I can't even remember her name off the top of my head, though it may come to me tomorrow when the wine has worn off.

AwaywiththePixies27 · 11/08/2017 23:57

I'm the one who's consultant said to me "but DS can't have autism, after all, he talks to me okay".

That came from someone meant to be specialised in the condition. Bloody scary.

TeamCersei · 11/08/2017 23:58

Dad moved in front of me and dragged his son over (who was about 12) and proceeded to talk very fucking loudly to him - See son? That there is xxxx building, that was built in 1834, remember when we looked around there and talked about the architecture? Blah blah blah - son look bored fucking shitless.

That's the funny thing about Performance Parenting. The children always look bored shitless Grin
Let them look at the view for christ sake.
Stop talking at them.

Life doesn't have to be a constant fucking commentary.

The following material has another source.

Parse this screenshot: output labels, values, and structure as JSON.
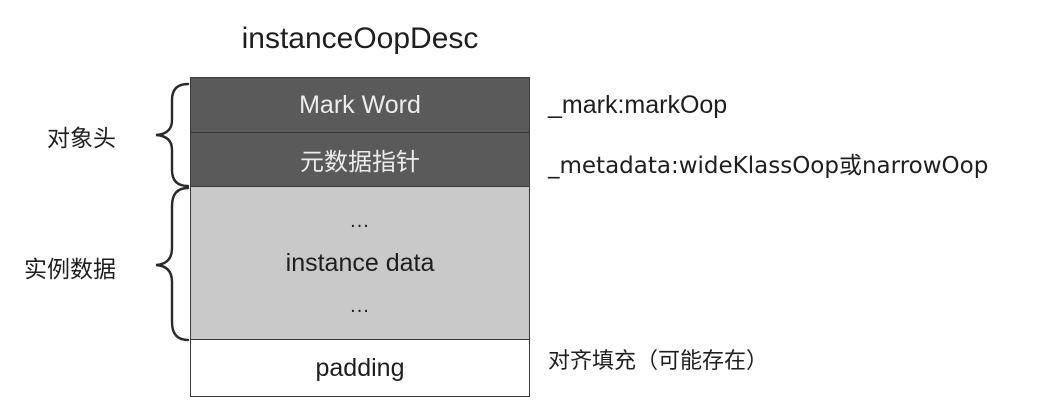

YouTheCat · 11/08/2017 23:59

I think it's a different person but I can well believe it. It took until ds was 9 to find a SW who had any idea of meeting his needs.

I'm in the NE.

bbismad · 11/08/2017 23:59

YABU and actually, mean and self centered.

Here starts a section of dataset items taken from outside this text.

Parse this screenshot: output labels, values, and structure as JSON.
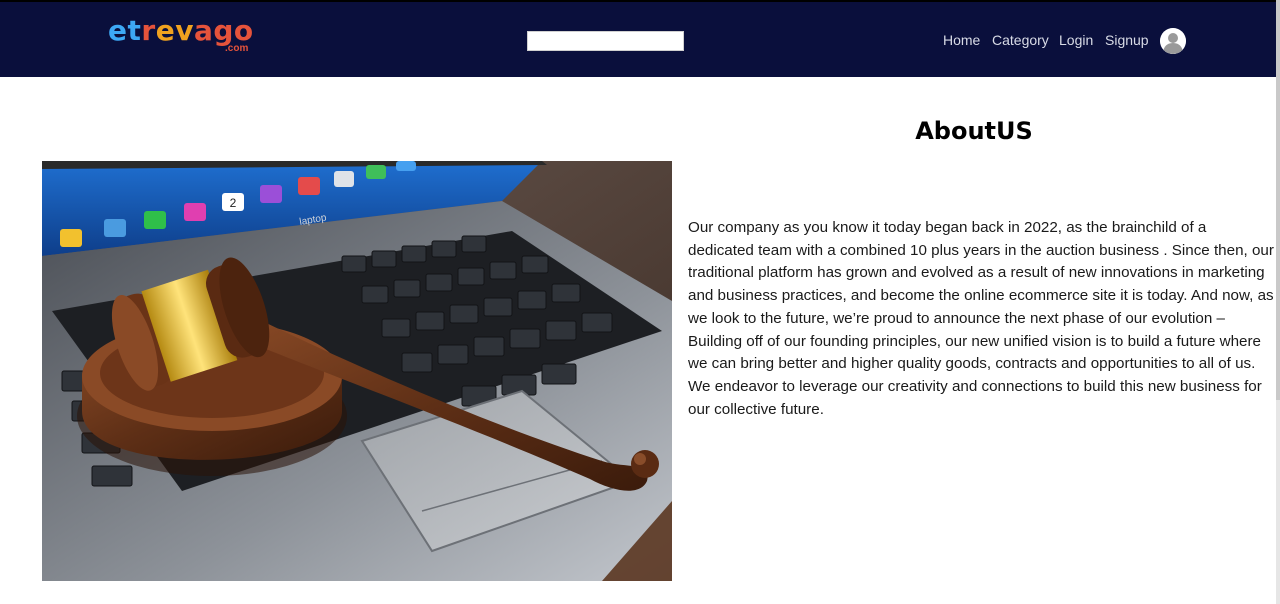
{
  "header": {
    "logo": {
      "letters": [
        {
          "char": "e",
          "color": "#3da8f5"
        },
        {
          "char": "t",
          "color": "#3da8f5"
        },
        {
          "char": "r",
          "color": "#e5533b"
        },
        {
          "char": "e",
          "color": "#f0a21f"
        },
        {
          "char": "v",
          "color": "#f0a21f"
        },
        {
          "char": "a",
          "color": "#e5533b"
        },
        {
          "char": "g",
          "color": "#e5533b"
        },
        {
          "char": "o",
          "color": "#e5533b"
        }
      ],
      "suffix": ".com",
      "suffix_color": "#e5533b"
    },
    "search": {
      "value": "",
      "placeholder": ""
    },
    "nav": [
      {
        "label": "Home"
      },
      {
        "label": "Category"
      },
      {
        "label": "Login"
      },
      {
        "label": "Signup"
      }
    ],
    "avatar_icon": "user-avatar-icon"
  },
  "main": {
    "title": "AboutUS",
    "body": "Our company as you know it today began back in 2022, as the brainchild of a dedicated team with a combined 10 plus years in the auction business . Since then, our traditional platform has grown and evolved as a result of new innovations in marketing and business practices, and become the online ecommerce site it is today. And now, as we look to the future, we’re proud to announce the next phase of our evolution – Building off of our founding principles, our new unified vision is to build a future where we can bring better and higher quality goods, contracts and opportunities to all of us. We endeavor to leverage our creativity and connections to build this new business for our collective future.",
    "image_icon": "gavel-on-laptop-image",
    "laptop_brand": "laptop",
    "key_label_2": "2"
  },
  "colors": {
    "navbar_bg": "#0a0f3c",
    "nav_text": "#d8dbe6",
    "page_bg": "#ffffff"
  }
}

You know what annoys me.... women judging and running down other women for parenting their kids in whatever way they feel fit.

Mumsnet just proves that no matter what happens, what we do, how we parent etc that there will always be someone there judging and nothing about it.

Totally unfair. Coffee shops are public places, get over yourself.

YouTheCat · 12/08/2017 00:02

bb, we have descended into being lovely, respectful and reasonable to each other now. I'm afraid you've missed the boat.

MaisyPops · 12/08/2017 00:03

Starting to feel that even a broken record won't get some people to see that:

  1. It's PERFECTLY FINE to interact with your child in a range of ways. and many people have said on here they do this and people have sais it's lovely to see
  2. Don't be disruptive or inconsiderate because then you're being rude and entitled and generally passing everyone else off.

It's not difficult. Hmm Anyone who can't get that clearly has a bit of inconsiderate or performance parent in them.